É uma das perguntas mais frequentes no consultório: “meu filho anda na ponta dos pés, isso é normal?”. A resposta curta é: na maioria das vezes, sim — principalmente em crianças pequenas que ainda estão aprendendo a andar. Mas existem padrões que merecem atenção, e vale entender a diferença.
Quando uma criança anda na ponta do pé com frequência, entender a causa certa muda completamente a abordagem.
Por que a criança anda na ponta do pé
Andar na ponta dos pés (em inglês, toe walking) é comum em crianças que estão começando a caminhar, geralmente entre 1 e 2 anos, como parte do processo de ajuste do equilíbrio. Na maioria dos casos, esse hábito desaparece sozinho conforme a criança ganha mais controle motor.
Quando o comportamento persiste além dos 3 anos, três grupos de causas merecem ser considerados:
- Hábito comportamental — sem nenhuma causa física ou neurológica, simplesmente um padrão que se manteve.

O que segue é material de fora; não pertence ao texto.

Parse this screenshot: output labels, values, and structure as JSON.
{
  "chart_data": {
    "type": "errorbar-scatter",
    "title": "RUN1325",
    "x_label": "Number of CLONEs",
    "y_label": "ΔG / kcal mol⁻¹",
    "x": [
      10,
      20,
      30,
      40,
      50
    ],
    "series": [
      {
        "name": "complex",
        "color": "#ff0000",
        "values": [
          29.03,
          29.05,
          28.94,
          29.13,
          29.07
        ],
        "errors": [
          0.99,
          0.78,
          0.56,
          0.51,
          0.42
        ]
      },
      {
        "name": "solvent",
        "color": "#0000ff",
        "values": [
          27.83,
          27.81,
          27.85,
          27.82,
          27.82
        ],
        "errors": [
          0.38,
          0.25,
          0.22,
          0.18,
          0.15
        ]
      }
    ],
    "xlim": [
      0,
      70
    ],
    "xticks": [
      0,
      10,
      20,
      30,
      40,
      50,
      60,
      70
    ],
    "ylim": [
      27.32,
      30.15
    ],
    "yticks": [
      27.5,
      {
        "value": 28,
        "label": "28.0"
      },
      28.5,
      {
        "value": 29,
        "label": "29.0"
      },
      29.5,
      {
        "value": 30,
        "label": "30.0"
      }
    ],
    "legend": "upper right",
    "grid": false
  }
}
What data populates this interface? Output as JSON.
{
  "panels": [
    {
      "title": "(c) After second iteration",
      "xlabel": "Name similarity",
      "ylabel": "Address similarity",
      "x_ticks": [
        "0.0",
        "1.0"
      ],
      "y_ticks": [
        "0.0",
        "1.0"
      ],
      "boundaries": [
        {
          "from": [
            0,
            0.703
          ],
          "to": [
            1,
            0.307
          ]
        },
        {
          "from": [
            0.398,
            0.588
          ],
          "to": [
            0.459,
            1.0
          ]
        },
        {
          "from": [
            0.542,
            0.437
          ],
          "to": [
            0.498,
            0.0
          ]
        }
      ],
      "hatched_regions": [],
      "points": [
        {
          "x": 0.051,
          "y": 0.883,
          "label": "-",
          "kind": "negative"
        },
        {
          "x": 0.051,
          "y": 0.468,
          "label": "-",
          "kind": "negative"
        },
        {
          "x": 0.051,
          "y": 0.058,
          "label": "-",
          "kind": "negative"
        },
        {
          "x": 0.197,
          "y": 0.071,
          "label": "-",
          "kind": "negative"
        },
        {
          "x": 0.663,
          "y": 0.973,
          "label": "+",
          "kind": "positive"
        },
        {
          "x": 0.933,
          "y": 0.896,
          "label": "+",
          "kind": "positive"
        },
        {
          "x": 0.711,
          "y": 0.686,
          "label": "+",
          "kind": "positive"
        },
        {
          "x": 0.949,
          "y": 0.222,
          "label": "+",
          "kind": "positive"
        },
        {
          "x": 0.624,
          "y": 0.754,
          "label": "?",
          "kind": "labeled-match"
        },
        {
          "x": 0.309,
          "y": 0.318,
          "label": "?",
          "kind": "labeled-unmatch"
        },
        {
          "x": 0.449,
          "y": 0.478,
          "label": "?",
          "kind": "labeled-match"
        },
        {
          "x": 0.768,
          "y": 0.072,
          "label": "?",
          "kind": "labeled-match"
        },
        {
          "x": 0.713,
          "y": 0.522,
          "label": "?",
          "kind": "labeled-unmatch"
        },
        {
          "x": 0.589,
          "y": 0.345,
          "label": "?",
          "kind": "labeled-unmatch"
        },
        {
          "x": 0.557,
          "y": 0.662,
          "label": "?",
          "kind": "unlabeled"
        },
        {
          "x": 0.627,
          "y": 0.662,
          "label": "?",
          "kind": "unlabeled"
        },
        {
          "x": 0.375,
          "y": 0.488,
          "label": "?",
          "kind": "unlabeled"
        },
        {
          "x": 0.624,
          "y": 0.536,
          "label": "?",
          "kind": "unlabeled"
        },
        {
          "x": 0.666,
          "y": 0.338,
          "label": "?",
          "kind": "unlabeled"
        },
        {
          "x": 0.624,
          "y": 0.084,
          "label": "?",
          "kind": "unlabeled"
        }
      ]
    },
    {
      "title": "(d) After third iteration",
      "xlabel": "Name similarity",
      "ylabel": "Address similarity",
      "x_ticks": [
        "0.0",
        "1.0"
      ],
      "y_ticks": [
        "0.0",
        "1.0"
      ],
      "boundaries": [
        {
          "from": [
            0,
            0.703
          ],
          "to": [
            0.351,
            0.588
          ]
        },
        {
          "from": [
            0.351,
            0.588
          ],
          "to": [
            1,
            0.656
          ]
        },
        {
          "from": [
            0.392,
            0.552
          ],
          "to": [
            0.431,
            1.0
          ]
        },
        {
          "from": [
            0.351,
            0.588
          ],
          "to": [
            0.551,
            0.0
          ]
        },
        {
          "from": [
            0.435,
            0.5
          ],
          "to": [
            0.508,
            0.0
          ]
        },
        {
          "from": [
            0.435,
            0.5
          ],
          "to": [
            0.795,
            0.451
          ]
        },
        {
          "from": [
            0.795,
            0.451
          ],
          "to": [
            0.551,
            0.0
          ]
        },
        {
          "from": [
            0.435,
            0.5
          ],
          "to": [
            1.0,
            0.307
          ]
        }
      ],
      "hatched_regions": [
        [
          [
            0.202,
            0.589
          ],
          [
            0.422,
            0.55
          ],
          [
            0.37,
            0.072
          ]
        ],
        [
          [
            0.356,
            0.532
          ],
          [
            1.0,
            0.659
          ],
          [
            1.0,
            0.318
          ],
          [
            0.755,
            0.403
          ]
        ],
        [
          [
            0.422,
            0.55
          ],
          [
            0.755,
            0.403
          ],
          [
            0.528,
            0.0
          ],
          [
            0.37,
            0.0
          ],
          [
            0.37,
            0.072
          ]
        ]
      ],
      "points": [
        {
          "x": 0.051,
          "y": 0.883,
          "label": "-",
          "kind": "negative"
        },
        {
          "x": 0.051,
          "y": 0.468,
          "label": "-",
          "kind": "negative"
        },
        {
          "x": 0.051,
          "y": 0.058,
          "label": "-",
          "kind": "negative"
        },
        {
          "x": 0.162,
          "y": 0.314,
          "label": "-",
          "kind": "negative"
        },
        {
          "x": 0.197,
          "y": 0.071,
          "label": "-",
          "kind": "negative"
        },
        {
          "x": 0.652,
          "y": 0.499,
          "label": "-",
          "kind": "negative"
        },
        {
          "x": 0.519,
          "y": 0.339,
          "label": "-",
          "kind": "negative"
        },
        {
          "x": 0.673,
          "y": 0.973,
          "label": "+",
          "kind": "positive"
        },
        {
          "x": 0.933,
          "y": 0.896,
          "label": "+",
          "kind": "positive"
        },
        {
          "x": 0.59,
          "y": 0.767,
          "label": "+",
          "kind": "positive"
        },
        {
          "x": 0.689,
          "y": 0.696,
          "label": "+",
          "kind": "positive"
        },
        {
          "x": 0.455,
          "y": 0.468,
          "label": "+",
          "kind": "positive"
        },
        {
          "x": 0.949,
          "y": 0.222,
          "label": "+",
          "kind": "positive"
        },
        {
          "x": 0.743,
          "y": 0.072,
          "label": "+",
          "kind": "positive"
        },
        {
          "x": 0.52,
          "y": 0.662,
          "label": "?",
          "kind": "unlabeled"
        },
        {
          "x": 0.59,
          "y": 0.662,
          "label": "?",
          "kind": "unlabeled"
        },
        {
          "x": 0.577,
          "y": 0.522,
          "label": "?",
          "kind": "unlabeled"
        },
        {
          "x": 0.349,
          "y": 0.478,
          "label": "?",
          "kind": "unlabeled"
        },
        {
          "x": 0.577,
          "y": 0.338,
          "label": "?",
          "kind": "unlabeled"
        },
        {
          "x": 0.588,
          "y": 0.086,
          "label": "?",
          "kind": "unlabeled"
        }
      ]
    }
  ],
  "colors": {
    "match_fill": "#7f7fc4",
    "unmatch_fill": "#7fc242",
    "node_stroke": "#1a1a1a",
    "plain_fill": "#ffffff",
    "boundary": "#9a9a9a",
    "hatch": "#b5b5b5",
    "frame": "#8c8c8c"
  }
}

- Causas sensoriais ou comportamentais — incluindo o Transtorno do Espectro Autista (TEA). Um estudo americano publicado no Journal of Foot and Ankle Surgery (2025), com ampla amostra pediátrica, identificou marcha em ponta dos pés persistente em 6,3% das crianças com TEA, contra 1,5% das crianças sem TEA [1] — diferença relevante, mas que ainda deixa a grande maioria das crianças com TEA andando normalmente. Um estudo italiano publicado na revista Medicina (2025), com amostra pediátrica transversal, confirma essa maior prevalência do padrão em crianças com TEA e associa o achado a hipo ou hipersensibilidade tátil na planta do pé [2].
- Causas físicas ou neurológicas — como encurtamento do tendão de Aquiles, paralisia cerebral leve ou outras condições neuromusculares.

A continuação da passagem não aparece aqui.